Aims: (what is this project intending to achieve?)

To expand the scope and accessibility of the project history database to allow effective tracking of data/work flow through a structure determination. In the case of highthroughput/structural genomics utilising automated structure determination, it is important that this information can be gathered from all the software (& hardware?) components used (not just CCP4).

Workplan: (what are we actually going to do?)

1. Separate the project history database out from CCP4i, to allow it to be accessed directly by other non-CCP4 applications. The anticipated model is based on a database server approach which would ultimately allow distributed access, and would be able to deal with many multiple users accessing the same or different project histories simultaneaously.

2. Explore using the information in the project history database to infer paths ("tracking") through the structure determination, and investigate novel ways of presenting this to the user.

2i. The first step could be to investigate using the existing information e.g. a naive approach would be to match up the input and output files however ultimately additional information will need to be gathered/stored to make this possible.

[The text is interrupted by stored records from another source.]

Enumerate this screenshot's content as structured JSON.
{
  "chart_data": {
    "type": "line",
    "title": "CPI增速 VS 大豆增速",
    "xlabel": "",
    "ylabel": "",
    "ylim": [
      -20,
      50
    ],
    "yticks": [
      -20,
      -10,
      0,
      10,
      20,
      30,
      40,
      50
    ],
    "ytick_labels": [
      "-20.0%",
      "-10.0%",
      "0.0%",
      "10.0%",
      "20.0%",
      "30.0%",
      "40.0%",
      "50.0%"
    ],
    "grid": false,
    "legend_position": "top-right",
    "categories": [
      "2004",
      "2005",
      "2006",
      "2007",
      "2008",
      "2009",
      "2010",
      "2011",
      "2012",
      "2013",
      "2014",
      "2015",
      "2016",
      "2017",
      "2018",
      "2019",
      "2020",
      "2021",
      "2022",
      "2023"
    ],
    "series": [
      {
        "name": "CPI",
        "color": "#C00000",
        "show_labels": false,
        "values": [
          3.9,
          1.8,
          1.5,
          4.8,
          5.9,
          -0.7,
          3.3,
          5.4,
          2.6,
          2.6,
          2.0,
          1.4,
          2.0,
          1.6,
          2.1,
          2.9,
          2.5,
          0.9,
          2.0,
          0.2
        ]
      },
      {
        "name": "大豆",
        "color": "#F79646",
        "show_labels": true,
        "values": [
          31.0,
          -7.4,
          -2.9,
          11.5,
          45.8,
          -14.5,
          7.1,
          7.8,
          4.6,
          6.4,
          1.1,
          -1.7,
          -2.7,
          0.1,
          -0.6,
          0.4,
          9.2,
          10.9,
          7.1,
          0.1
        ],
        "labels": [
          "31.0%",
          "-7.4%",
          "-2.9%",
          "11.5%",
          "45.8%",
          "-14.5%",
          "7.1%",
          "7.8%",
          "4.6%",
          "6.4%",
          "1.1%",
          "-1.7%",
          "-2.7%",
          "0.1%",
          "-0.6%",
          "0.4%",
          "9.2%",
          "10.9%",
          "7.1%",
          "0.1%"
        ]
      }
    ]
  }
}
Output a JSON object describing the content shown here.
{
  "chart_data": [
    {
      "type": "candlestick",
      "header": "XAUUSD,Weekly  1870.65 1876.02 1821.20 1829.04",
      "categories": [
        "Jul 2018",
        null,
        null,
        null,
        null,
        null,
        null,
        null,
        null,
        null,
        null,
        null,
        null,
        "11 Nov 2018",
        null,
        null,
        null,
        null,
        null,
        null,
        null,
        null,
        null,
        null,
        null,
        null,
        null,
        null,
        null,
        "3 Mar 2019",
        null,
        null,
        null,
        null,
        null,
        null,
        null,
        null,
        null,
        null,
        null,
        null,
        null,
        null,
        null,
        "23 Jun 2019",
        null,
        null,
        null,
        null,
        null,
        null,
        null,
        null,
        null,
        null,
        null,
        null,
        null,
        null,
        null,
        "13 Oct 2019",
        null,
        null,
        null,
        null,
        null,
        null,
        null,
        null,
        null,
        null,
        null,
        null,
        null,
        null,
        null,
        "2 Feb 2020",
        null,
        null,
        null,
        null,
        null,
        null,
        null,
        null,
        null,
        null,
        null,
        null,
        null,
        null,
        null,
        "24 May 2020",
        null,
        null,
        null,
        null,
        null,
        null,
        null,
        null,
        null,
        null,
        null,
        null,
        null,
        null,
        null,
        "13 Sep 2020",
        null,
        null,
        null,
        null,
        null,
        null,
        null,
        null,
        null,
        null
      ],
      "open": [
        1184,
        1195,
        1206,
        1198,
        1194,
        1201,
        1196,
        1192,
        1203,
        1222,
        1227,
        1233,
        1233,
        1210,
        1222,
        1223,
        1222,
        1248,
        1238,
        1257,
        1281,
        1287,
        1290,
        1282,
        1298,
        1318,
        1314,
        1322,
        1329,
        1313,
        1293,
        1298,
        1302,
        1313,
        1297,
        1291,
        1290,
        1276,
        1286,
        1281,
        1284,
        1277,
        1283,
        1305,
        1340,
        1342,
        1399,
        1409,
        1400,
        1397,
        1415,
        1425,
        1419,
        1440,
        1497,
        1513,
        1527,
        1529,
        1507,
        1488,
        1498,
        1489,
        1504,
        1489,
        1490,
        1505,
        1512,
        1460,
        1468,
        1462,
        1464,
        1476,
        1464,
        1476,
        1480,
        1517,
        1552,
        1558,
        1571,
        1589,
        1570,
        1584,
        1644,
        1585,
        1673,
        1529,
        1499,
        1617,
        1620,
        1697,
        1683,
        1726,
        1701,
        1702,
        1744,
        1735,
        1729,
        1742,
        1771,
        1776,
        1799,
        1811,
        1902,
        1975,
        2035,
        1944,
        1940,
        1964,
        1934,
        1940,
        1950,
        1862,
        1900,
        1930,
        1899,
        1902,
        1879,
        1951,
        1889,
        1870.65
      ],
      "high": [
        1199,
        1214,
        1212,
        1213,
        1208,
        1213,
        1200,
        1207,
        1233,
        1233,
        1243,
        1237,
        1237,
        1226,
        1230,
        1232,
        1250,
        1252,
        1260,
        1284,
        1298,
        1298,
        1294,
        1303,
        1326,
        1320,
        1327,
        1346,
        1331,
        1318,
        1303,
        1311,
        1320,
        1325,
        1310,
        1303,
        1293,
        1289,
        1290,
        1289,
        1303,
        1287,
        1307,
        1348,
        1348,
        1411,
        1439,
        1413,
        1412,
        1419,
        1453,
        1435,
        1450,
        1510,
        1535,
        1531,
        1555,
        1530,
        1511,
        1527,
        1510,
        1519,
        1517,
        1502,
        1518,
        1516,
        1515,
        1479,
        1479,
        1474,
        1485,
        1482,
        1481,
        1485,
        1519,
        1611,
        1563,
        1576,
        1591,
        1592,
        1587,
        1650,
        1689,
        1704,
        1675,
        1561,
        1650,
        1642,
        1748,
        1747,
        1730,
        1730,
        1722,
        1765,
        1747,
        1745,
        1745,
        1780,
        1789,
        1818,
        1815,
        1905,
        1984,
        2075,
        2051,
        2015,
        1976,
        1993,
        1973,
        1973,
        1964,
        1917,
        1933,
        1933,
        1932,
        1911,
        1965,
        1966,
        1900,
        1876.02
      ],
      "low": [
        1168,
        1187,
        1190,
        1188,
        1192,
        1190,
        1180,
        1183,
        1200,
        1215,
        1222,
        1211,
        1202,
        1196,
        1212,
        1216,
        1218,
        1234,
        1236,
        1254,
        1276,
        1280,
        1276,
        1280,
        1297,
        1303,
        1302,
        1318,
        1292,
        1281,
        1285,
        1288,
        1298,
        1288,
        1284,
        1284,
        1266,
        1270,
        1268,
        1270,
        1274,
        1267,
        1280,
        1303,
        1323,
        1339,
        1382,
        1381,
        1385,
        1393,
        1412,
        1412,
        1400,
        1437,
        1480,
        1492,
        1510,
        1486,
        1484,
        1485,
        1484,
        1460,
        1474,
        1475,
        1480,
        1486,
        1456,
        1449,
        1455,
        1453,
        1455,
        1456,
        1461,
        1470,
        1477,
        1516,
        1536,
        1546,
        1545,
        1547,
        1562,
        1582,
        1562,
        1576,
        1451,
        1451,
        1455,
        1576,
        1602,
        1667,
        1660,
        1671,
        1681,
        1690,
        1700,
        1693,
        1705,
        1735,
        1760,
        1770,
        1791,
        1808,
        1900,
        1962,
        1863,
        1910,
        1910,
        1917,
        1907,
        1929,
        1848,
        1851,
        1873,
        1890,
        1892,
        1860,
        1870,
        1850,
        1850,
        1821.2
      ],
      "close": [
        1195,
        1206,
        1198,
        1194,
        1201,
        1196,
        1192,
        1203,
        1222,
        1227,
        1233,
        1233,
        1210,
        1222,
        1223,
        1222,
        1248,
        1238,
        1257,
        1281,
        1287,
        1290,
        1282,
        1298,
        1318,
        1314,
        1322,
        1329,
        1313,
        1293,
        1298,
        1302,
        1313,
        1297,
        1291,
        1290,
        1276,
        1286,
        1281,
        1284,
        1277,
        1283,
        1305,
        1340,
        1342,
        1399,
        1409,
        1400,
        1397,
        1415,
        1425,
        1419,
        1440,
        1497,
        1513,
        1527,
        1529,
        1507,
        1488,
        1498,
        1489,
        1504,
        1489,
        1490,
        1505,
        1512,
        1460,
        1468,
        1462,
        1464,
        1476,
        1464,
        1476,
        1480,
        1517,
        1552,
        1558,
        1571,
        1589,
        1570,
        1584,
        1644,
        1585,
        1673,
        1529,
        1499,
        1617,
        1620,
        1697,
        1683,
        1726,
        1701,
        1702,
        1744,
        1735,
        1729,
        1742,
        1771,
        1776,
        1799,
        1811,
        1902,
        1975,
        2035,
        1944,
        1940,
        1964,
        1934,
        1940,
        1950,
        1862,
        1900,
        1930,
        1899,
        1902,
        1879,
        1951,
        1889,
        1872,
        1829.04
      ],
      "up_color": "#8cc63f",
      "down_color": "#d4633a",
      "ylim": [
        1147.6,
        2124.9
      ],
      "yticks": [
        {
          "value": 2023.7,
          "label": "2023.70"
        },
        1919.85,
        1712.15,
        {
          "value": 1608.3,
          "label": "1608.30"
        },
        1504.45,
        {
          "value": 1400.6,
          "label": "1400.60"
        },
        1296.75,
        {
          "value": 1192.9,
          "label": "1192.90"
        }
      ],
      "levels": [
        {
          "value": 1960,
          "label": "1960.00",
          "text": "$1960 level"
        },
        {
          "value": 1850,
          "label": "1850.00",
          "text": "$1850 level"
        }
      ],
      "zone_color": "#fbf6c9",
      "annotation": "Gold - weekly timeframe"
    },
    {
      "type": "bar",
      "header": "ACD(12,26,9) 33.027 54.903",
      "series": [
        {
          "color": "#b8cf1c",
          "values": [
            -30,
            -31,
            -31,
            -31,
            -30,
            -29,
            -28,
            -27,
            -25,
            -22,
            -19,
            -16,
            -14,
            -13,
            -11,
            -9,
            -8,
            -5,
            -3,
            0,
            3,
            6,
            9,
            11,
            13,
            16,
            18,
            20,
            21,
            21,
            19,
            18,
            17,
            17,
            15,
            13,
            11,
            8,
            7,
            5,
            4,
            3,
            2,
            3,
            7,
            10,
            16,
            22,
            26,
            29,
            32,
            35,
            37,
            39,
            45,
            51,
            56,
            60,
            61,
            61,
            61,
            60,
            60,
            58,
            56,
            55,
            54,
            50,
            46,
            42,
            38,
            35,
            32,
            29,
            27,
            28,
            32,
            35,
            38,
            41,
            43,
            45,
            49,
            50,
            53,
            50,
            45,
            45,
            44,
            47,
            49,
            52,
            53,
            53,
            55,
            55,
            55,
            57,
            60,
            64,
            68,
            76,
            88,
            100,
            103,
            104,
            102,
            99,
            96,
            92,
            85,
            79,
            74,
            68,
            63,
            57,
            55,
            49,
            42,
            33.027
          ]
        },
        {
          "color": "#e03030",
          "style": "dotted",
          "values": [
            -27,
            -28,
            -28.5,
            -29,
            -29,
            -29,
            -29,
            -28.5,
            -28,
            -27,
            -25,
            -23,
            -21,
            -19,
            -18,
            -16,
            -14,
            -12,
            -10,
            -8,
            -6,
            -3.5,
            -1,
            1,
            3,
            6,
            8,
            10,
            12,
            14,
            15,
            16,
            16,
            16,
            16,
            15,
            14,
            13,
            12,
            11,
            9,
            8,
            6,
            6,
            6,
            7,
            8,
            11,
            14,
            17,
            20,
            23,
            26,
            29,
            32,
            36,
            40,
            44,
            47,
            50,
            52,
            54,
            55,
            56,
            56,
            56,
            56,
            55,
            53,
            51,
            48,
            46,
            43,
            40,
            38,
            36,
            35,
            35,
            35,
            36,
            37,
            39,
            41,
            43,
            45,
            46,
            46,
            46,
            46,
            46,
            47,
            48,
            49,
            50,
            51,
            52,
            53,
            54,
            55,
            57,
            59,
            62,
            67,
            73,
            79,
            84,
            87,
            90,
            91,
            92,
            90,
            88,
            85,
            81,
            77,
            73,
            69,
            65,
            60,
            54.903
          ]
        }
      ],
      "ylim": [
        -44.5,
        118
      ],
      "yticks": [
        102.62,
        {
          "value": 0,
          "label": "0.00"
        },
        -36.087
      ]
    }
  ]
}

The scope of this information needs to be determined - for example, do we store the "previous step", or additional information such as the data & criteria used to make the decision too?

It will be necessary to examine how this information will be captured (e.g. automatically dumped from programs via XML, manual entry of data by user, direct input from an expert system, extracted from other databases used at synchrotron site? etc) which will require liaison both with software users and software developers. It will be of particular important to address the issue of data capture from non-CCP4 software, to avoid gaps in the structure determination record.

The use of more sophisticated database backends would need to be investigated, as a way of providing "data mining" tools (i.e. tools for extracting metadata from project history, e.g. to supplement data harvesting information - connection to SPINE initiative?). (Thinks: are there other tools to do this kind of thing? What other information could be extracted?)

2ii. Investigate different ways of presenting the project history data to the user - for example, as a network or timeline (multiple representations may be useful for gaining a clearer understanding of the progress of the project). Develop interfaces to allow access to the data mining functions (including a graphical interface to act as a plug-in to view/interact with the database?).